ADeB : À partir de votre expérience, pouvez-vous relever certaines particularités cubaines qui ont influencé la trajectoire de votre projet?

2boys.tv : C’était assez étonnant pour nous de nous rendre compte à quel point tout est cher à Cuba. Le double système économique est complètement opaque et mystérieux – plus on apprend, moins on comprend. Sur le plan technique, nous payons des prix qui nous auraient paru chers à Montréal. Et si on compare cela à la réalité économique quotidienne des Cubains, c’est inconcevable. On a été ému par la générosité et la volonté de nos collaborateurs. On a vu des projets dans la Biennale qui faisaient appel à une trentaine de Cubains qui n’étaient pas payés. C’est scandaleux. Nous ne voulons absolument pas être ce genre d’artistes. De temps à autre, on a donc eu à couper certains de nos désirs techniques afin de pouvoir s’assurer de rémunérer de façon juste tous nos collaborateurs. Pour nous, c’était important que tous les transformistes soient payés.
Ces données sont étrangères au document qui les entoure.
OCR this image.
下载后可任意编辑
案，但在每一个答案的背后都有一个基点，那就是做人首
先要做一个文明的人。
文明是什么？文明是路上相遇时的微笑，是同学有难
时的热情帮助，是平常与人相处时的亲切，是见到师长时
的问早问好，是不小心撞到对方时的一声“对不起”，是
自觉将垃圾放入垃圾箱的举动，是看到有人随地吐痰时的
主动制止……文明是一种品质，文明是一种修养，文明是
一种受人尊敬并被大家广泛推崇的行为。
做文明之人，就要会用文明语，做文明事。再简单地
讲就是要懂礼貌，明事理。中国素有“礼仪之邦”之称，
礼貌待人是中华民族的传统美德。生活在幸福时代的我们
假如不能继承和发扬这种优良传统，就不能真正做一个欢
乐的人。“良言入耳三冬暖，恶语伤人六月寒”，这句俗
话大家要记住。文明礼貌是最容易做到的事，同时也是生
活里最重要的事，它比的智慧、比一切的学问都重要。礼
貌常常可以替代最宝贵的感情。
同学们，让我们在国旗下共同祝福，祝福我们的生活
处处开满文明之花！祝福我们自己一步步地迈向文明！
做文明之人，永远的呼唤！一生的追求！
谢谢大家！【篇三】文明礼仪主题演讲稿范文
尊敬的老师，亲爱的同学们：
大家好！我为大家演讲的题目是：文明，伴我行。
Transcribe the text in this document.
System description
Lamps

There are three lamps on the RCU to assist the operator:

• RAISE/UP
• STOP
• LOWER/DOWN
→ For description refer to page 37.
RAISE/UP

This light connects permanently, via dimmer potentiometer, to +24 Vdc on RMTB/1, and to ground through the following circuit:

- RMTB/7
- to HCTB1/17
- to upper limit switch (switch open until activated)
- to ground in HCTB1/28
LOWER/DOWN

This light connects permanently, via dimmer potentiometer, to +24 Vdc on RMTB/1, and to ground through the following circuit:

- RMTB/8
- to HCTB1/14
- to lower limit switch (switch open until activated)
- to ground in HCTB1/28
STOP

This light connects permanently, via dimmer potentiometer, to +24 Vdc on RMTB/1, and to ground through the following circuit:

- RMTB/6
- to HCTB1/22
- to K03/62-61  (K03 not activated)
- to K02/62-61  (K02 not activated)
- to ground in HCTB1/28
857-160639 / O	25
ADeB : Construit en 1957 et n’ayant jamais été rénové, l’Hôtel Riviera qui accueillera votre performance a conservé son cachet d’origine. Quelle importance revêt le décor vintage du lieu pour votre projet de performance?

2boys.tv : Bien entendu, on est tombés en amour avec l’Hôtel Riviera et plus encore avec le Copa Room. Nous (Stephen et Alexis) nous sommes dit, dès la première visite, que la salle avait l’esprit d’une vieille dragqueen. Le projet a toujours éveillé une collaboration avec l’espace dans lequel il est présenté. Nous l’avons présenté dans un modeste théâtre, un énorme théâtre hi-tech, une église où nous avons dû utiliser de l’échafaudage pour construire une espèce de grille technique. Présenter cette œuvre dans un espace comme la Copa Room, où toutes les grandes vedettes ont dansé et chanté, c’est un peu un retour à nos racines puisque nous sommes tous, à la base, des artistes de cabaret. Pour la performance à la Sala Rossa, nous aurons à faire face à un autre défi technique, c’est-à-dire une petite salle, même si nous souhaitons accueillir le plus de monde possible. C’est un peu le propre de la performance que d’être confrontée à l’imprévisible à chaque fois, ça fait partie intégrante du processus de création.